Indien ist das größte Anbau- und Verbraucherland (dort wird Kurkuma als „Gewürz des Lebens“ bezeichnet). Kurkuma ist ein wichtiger Bestandteil des Currypulvers. Vor einigen Jahren setzte im Lebensmittelbereich ein Kurkuma-Hype (Stichwort „Kurkuma-Latte“) ein.

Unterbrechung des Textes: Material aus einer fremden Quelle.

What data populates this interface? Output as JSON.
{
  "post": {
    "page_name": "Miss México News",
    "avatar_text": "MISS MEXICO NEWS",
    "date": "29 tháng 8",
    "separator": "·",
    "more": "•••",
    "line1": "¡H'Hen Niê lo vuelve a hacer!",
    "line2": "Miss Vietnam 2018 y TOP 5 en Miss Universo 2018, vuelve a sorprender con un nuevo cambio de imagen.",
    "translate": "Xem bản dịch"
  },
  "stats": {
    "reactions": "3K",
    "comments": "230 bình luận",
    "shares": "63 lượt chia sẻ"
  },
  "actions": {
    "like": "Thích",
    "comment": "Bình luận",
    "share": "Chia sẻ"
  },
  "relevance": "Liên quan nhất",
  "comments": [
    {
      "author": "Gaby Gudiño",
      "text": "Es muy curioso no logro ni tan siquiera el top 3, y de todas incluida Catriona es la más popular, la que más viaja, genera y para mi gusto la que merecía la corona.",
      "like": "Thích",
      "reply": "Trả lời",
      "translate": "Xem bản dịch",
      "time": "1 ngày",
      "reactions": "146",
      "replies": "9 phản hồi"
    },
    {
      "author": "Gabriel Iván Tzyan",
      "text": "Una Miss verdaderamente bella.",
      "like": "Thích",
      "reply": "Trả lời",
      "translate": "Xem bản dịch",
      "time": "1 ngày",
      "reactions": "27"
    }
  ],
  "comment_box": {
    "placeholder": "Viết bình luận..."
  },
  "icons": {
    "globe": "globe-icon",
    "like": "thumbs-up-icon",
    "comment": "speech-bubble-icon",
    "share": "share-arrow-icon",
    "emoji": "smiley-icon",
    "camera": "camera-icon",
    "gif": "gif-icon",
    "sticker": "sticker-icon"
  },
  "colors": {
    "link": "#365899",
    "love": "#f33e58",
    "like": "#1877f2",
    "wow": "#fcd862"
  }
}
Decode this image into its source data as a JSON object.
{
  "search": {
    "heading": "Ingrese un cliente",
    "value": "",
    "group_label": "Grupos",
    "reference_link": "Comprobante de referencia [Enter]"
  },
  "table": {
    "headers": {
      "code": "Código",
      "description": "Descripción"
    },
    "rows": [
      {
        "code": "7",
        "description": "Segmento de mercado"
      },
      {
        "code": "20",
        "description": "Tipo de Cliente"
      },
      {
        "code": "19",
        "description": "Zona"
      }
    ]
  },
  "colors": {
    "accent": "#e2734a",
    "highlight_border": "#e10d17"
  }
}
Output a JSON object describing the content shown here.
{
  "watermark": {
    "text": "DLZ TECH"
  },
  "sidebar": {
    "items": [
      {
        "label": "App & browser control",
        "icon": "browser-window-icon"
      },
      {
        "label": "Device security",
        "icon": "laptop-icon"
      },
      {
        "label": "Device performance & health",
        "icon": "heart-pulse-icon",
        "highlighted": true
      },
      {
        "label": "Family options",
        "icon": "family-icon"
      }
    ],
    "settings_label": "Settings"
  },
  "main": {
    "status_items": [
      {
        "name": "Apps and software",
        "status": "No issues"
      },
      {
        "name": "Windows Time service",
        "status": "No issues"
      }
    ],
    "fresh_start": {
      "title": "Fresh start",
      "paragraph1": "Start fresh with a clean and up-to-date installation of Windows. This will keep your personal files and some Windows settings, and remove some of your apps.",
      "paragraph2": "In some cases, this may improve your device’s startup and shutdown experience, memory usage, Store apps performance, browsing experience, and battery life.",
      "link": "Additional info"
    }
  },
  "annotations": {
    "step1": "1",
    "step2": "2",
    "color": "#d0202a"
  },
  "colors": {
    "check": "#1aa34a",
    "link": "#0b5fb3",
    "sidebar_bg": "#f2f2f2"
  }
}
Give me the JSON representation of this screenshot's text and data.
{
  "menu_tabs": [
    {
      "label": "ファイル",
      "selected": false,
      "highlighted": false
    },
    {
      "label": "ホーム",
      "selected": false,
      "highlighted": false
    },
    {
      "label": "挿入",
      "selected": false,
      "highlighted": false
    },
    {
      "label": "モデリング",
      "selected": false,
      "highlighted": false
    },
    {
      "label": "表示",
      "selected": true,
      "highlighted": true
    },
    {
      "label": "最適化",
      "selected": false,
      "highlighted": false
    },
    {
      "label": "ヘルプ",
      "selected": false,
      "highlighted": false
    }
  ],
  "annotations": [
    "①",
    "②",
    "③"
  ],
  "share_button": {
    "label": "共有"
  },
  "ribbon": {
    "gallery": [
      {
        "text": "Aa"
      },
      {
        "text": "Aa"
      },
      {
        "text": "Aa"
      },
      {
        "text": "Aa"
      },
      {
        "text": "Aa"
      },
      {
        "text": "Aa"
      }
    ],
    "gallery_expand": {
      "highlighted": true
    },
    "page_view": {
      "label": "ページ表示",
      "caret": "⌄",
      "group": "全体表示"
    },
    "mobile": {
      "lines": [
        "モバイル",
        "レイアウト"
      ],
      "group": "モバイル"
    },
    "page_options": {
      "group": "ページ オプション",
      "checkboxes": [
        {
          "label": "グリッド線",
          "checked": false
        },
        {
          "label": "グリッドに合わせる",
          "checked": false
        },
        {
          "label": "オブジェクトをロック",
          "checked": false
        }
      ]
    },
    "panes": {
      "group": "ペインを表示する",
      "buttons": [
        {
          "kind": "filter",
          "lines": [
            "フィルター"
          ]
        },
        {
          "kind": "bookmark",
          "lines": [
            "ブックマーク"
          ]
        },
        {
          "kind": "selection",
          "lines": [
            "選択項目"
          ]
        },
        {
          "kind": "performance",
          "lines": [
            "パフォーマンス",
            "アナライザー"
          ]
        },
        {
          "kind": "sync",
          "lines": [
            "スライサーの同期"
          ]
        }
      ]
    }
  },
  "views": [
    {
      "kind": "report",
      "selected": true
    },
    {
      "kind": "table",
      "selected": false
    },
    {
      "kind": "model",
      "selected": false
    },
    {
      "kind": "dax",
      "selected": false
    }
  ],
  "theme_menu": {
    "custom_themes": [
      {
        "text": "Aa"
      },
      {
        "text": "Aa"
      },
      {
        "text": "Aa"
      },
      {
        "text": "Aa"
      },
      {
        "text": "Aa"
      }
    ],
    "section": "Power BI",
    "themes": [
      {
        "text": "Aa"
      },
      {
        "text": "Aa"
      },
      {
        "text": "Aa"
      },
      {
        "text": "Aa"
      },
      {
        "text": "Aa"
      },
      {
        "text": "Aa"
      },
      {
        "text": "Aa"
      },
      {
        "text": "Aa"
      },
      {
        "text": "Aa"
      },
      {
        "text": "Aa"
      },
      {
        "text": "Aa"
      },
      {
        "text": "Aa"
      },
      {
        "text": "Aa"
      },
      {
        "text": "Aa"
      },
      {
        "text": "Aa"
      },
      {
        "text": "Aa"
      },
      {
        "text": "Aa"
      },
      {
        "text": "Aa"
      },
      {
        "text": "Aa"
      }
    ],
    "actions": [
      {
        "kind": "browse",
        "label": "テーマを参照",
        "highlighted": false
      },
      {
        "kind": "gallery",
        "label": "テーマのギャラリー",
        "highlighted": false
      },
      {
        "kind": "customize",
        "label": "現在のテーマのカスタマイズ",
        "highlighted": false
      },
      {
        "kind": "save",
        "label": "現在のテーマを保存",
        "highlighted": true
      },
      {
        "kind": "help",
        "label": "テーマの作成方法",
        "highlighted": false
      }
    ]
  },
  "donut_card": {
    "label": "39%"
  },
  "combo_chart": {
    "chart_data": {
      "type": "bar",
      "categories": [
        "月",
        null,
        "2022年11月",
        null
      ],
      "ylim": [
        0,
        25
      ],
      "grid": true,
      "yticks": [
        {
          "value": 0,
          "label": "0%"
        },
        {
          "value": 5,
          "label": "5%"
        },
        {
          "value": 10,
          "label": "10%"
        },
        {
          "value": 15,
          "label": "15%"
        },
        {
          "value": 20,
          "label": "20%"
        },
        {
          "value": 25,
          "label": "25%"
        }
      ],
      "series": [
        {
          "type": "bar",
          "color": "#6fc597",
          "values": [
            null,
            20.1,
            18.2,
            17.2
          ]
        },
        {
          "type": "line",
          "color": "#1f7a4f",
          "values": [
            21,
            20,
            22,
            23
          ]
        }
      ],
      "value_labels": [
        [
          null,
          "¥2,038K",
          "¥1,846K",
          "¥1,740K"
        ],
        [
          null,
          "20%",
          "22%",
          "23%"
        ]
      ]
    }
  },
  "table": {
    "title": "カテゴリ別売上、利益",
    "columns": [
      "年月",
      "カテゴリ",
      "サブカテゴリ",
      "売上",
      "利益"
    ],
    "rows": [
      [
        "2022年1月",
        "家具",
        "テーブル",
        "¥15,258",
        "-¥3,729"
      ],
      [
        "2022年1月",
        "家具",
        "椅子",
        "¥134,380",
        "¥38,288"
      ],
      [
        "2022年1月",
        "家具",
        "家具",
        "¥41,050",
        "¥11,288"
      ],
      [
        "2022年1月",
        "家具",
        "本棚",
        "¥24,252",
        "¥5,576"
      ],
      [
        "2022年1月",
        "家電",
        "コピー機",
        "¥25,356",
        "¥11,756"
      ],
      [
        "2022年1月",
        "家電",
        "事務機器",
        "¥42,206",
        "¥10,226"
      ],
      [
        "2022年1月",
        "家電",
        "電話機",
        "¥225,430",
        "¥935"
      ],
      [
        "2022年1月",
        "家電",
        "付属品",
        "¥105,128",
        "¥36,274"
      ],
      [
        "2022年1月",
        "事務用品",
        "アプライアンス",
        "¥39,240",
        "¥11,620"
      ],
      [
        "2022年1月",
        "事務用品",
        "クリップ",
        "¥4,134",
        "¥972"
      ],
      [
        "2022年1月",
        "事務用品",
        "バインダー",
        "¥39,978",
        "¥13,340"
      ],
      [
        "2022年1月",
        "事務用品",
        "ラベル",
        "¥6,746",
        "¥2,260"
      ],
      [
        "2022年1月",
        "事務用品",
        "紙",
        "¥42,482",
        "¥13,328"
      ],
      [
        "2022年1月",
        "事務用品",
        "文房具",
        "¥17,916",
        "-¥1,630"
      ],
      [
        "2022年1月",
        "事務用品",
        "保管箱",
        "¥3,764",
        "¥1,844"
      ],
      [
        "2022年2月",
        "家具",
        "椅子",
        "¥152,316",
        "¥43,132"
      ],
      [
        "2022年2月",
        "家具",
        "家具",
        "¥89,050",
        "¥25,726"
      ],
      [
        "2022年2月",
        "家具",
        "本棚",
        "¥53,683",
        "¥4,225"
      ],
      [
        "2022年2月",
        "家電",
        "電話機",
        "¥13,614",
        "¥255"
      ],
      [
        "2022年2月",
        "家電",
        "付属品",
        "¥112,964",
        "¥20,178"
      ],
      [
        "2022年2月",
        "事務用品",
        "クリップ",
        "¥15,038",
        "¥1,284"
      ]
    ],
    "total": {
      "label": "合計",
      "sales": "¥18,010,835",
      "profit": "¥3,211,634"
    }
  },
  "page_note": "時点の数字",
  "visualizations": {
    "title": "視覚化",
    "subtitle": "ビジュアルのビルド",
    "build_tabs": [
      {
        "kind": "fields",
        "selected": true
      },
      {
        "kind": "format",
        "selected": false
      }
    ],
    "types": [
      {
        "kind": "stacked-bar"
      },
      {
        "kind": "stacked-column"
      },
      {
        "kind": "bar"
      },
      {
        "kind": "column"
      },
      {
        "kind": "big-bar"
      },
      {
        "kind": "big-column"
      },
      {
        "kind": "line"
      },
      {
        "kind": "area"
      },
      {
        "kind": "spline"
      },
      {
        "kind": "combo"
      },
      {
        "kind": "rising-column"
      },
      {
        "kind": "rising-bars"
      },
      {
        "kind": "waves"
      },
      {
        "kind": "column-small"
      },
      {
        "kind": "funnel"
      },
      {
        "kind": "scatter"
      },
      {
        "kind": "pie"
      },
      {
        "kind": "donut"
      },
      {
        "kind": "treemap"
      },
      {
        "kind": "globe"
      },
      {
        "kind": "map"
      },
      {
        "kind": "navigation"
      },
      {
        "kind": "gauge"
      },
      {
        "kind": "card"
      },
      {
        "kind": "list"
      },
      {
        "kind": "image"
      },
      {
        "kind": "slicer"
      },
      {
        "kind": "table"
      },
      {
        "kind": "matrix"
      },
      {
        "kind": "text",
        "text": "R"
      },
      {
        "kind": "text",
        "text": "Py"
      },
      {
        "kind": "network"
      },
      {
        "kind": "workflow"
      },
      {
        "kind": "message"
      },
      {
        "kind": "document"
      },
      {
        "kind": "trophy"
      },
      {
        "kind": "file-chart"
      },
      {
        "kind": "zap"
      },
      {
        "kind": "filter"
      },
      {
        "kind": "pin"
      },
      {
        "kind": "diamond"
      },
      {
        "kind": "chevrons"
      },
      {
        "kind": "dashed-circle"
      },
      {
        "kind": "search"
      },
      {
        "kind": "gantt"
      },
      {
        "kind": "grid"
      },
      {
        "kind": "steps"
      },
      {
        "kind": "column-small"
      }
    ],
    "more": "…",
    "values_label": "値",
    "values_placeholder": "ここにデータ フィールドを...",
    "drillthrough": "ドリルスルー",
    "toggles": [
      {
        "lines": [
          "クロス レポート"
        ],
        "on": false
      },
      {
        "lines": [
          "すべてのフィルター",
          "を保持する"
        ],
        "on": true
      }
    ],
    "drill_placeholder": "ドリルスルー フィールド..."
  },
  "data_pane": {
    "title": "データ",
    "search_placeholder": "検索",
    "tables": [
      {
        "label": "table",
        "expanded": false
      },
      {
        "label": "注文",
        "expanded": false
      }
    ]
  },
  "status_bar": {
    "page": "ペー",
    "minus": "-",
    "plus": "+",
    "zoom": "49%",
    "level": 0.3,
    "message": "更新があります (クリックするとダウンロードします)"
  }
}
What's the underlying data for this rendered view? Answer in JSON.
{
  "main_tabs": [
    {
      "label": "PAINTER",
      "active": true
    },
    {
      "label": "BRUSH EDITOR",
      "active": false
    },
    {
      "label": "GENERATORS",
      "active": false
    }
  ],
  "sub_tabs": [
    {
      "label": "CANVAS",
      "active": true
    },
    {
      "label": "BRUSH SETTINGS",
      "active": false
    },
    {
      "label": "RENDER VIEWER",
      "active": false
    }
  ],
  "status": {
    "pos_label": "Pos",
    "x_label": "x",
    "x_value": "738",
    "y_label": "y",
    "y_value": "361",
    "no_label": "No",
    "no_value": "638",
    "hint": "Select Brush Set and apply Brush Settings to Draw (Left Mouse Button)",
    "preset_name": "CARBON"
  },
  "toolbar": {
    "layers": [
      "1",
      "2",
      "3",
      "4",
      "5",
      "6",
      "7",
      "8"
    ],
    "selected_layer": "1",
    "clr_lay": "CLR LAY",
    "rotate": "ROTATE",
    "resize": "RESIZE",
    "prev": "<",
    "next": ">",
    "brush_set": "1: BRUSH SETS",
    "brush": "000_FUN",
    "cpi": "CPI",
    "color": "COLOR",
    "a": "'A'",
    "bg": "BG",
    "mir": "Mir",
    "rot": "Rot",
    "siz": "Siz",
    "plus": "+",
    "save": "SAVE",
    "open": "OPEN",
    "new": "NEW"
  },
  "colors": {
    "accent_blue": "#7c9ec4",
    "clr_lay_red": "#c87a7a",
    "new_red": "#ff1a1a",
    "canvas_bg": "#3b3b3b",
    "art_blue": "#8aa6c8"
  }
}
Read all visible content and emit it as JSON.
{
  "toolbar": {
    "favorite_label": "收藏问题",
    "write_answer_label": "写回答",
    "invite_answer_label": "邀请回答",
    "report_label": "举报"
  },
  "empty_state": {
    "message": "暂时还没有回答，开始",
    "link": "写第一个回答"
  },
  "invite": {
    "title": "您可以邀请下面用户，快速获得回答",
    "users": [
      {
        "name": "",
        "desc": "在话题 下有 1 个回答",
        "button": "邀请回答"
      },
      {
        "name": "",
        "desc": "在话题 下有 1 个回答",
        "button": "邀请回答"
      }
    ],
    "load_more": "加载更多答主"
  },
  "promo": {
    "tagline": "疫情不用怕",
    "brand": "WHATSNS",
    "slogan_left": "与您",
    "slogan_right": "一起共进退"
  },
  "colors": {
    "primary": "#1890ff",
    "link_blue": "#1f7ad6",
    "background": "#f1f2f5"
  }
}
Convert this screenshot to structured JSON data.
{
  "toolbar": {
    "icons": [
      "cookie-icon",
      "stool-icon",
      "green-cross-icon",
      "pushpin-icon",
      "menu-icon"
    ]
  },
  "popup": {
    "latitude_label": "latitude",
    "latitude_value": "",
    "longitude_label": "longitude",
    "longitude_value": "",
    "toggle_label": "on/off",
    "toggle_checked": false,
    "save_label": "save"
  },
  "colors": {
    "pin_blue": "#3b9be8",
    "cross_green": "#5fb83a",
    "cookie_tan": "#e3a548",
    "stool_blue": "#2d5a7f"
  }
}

Schwierige Aufnahme Ein Problem von Curcumin ist die geringe Bioverfügbarkeit, die schlechte Aufnahme aus dem Darm. Studien von Jan Frank (Uni Hohenheim) zeigten, dass spezielle  Aufbereitungen („Mizellen-Curcumin“, oder der Zusatz von Cyclodextrin, steht auf der Packung) die Aufnahme deutlich erhöhen.

Wobei Cyclodextrin-Komplexe von Curcumin  nur halb so gut aufgenommen werden wie Mizellen-Curcumin.  Keine Wirkung zeigte eine Substanz aus dem Schwarzen Pfeffer (Piperin).